One of my favourite columnists from The Times newspaper Daniel Finkelstein has written a thought provoking column today criticizing the latest report The Good Childhood Enquiry. This report was about how unhappy children are today because of selfish parents. In the column Daniel makes some simple points which I often think about myself when seeing children. The key issue is the extent to which parents influence children’s behaviour and personality. The points he makes are 1- children and parents share the same genes and therefore are likely to be somewhat alike to start with. 2- children who are difficult are going to influence the way their parents react to them. It is easy to be an authoritative parent with a child who is easy to manage- the traffic is not all one way. I happen to believe that parents do have an affect on their children but there are so many other issues affecting development as well. The issues about genetics that Daniel raises are penitent as well as the effect of the peer group, diet, sleep, exercise, brain injury, neurodevelopmental issues etc etc.
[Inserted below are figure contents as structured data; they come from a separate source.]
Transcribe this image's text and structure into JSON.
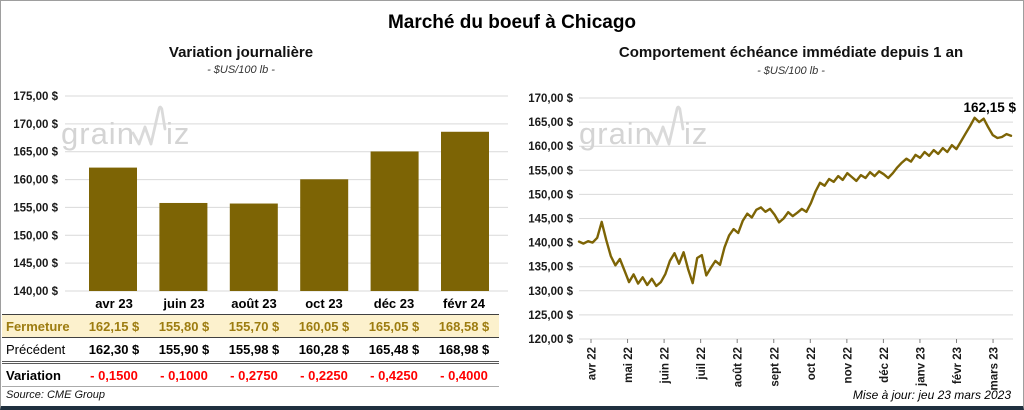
{
  "header": {
    "title": "Marché du boeuf à Chicago"
  },
  "watermark": {
    "part1": "grain",
    "part2": "iz"
  },
  "colors": {
    "accent_gold": "#7D6405",
    "fermeture_bg": "#FCF1CD",
    "fermeture_text": "#9D7C10",
    "variation_red": "#FF0000",
    "gridline": "#D9D9D9",
    "watermark_gray": "#D4D4D4"
  },
  "table": {
    "columns": [
      "avr 23",
      "juin 23",
      "août 23",
      "oct 23",
      "déc 23",
      "févr 24"
    ],
    "rows": [
      {
        "label": "Fermeture",
        "values": [
          "162,15 $",
          "155,80 $",
          "155,70 $",
          "160,05 $",
          "165,05 $",
          "168,58 $"
        ]
      },
      {
        "label": "Précédent",
        "values": [
          "162,30 $",
          "155,90 $",
          "155,98 $",
          "160,28 $",
          "165,48 $",
          "168,98 $"
        ]
      },
      {
        "label": "Variation",
        "values": [
          "- 0,1500",
          "- 0,1000",
          "- 0,2750",
          "- 0,2250",
          "- 0,4250",
          "- 0,4000"
        ]
      }
    ]
  },
  "footer": {
    "source": "Source: CME Group",
    "update_note": "Mise à jour: jeu 23 mars 2023"
  },
  "chart_data": [
    {
      "type": "bar",
      "title": "Variation journalière",
      "subtitle": "- $US/100 lb -",
      "unit": "$US/100 lb",
      "categories": [
        "avr 23",
        "juin 23",
        "août 23",
        "oct 23",
        "déc 23",
        "févr 24"
      ],
      "values": [
        162.15,
        155.8,
        155.7,
        160.05,
        165.05,
        168.58
      ],
      "ylim": [
        140,
        175
      ],
      "ytick_step": 5,
      "ytick_labels": [
        "175,00 $",
        "170,00 $",
        "165,00 $",
        "160,00 $",
        "155,00 $",
        "150,00 $",
        "145,00 $",
        "140,00 $"
      ],
      "grid": true,
      "legend": false
    },
    {
      "type": "line",
      "title": "Comportement échéance immédiate depuis 1 an",
      "subtitle": "- $US/100 lb -",
      "unit": "$US/100 lb",
      "x_labels": [
        "avr 22",
        "mai 22",
        "juin 22",
        "juil 22",
        "août 22",
        "sept 22",
        "oct 22",
        "nov 22",
        "déc 22",
        "janv 23",
        "févr 23",
        "mars 23"
      ],
      "values": [
        140.2,
        139.8,
        140.3,
        140.0,
        141.0,
        144.3,
        140.5,
        137.2,
        135.3,
        136.6,
        134.2,
        131.8,
        133.4,
        131.5,
        132.8,
        131.2,
        132.5,
        131.0,
        131.8,
        133.5,
        136.2,
        137.8,
        135.6,
        138.0,
        134.5,
        131.6,
        136.8,
        137.4,
        133.2,
        134.8,
        136.2,
        135.4,
        139.0,
        141.5,
        142.8,
        142.0,
        144.5,
        146.0,
        145.2,
        146.8,
        147.3,
        146.4,
        147.0,
        145.8,
        144.2,
        145.0,
        146.3,
        145.5,
        146.2,
        147.0,
        146.4,
        148.2,
        150.6,
        152.4,
        151.8,
        153.2,
        152.6,
        153.8,
        153.0,
        154.4,
        153.6,
        152.8,
        154.0,
        153.4,
        154.6,
        153.8,
        154.8,
        154.2,
        153.4,
        154.4,
        155.6,
        156.6,
        157.4,
        156.8,
        158.2,
        157.6,
        158.8,
        158.0,
        159.2,
        158.4,
        159.6,
        158.8,
        160.2,
        159.4,
        161.0,
        162.6,
        164.2,
        165.9,
        165.0,
        165.7,
        163.9,
        162.3,
        161.7,
        161.9,
        162.5,
        162.15
      ],
      "ylim": [
        120,
        170
      ],
      "ytick_step": 5,
      "ytick_labels": [
        "170,00 $",
        "165,00 $",
        "160,00 $",
        "155,00 $",
        "150,00 $",
        "145,00 $",
        "140,00 $",
        "135,00 $",
        "130,00 $",
        "125,00 $",
        "120,00 $"
      ],
      "last_value_label": "162,15 $",
      "grid": true,
      "legend": false
    }
  ]
}
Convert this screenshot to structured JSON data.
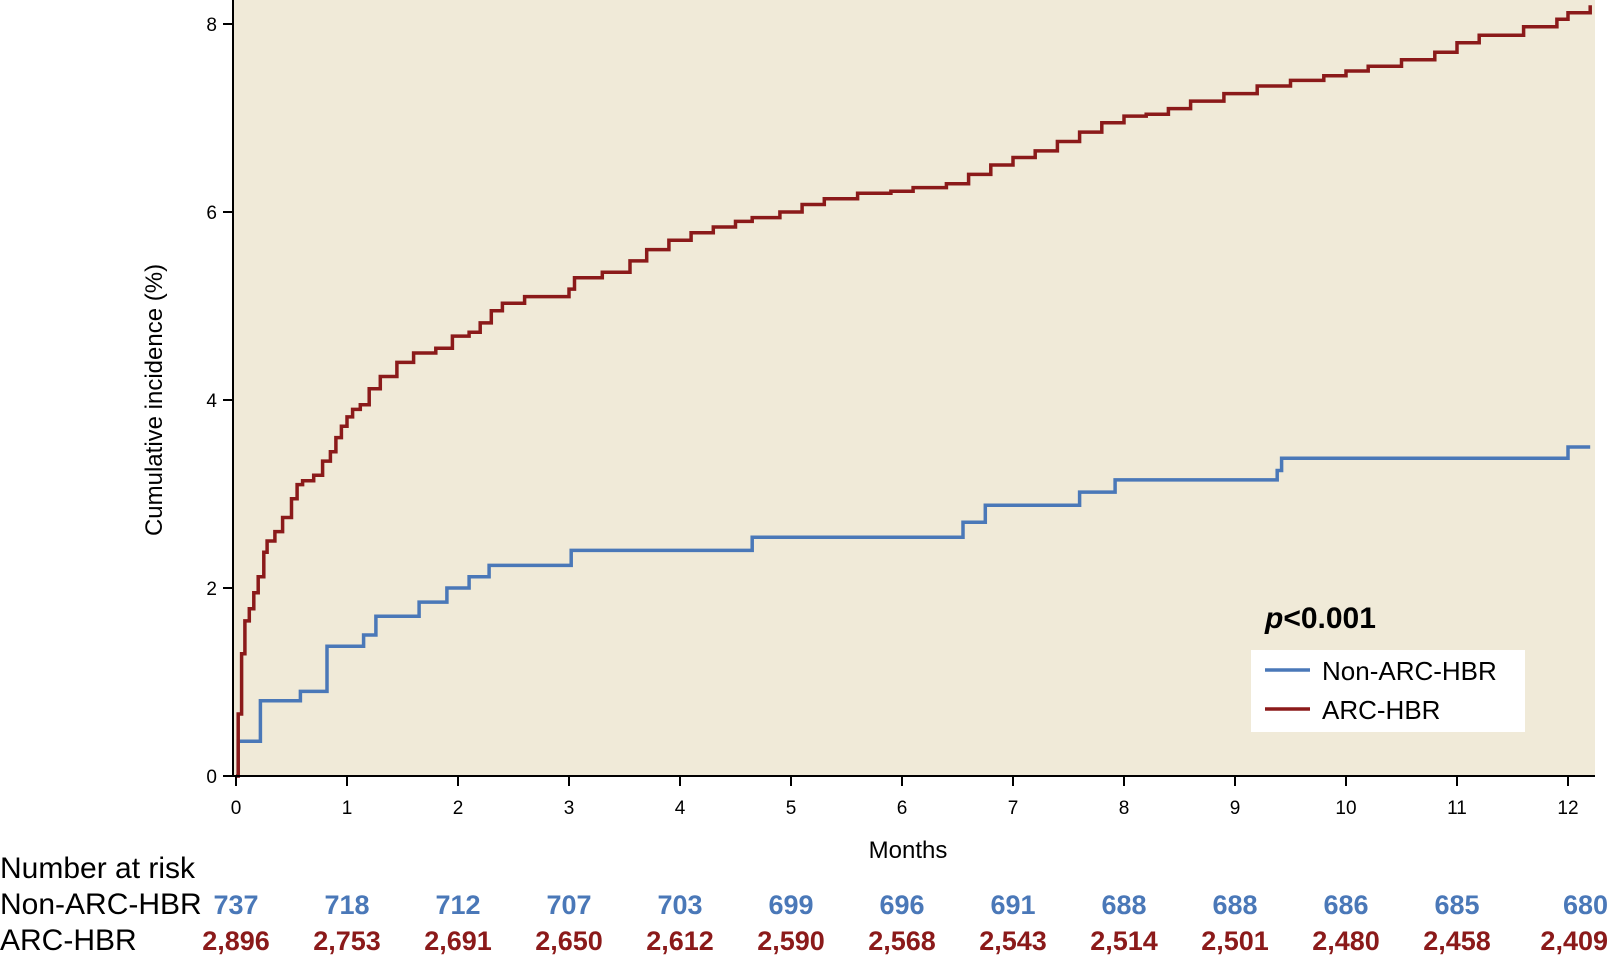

Finally the column ends with an interesting take on the pros and cons of individualism and it’s effect on social relationships – but you will have to read that HERE yourselves.
One of the fastest moving and most exciting areas in developmental neuroscience is neurogenetics. The key is to understand how genes produce the proteins that make up the brain and how they in turn affect behaviour. This week a study published in The New England Journal of Medicine looks at the role of a specific gene in Specific Language Impairment (SLI)- see study details here. The researchers have found that the gene CNTNAP2 is associated with performance on a non word repetition task which is a behavioural marker for SLI. The gene seems to have a role in brain development and more specifically in enrichment of frontal gray matter. I have to say I am really surprised by these findings. I tend to take the view that Professor Robert Plomin at the Institute of Psychiatry takes which is that genes are likely to be more general in their effects with genes likely to mainly effect several different brain areas and functions. This would make sense from a biological and evolutionary perspective. He and his colleague Yulia Kovas have written a good summary about these issues in our Child Neuropsychology book. My understanding is that language development is a very dynamic process involving many brain areas at first and then fixing in set areas. If these set areas are damaged language can still develop in different brain areas. I am not sure how damage to one area of the brain from birth due to genes would have such a specific effect. Also I would be amazed if this brain area affected by this gene just affected such a specific task as non word repetition- I am sure that it would affect other functions as well. The paper is however detailed in terms the genes involved, the brain areas they affect and the behaviours that are affected as a result. We will need to see whether the findings are replicated and whether they generalise. A previous very promising finding by the same research group which suggested that the FOXP2 gene was involved in language disorder proved to only relate to a few very unusual cases. Over the next few years expect to see increasing research into neurogenetics. Some of these findings are likely to challenge the way we understand child development. It should lead to a revolution in our understanding of child disorders and how to treat them. It is an exciting time for child neuropsychology.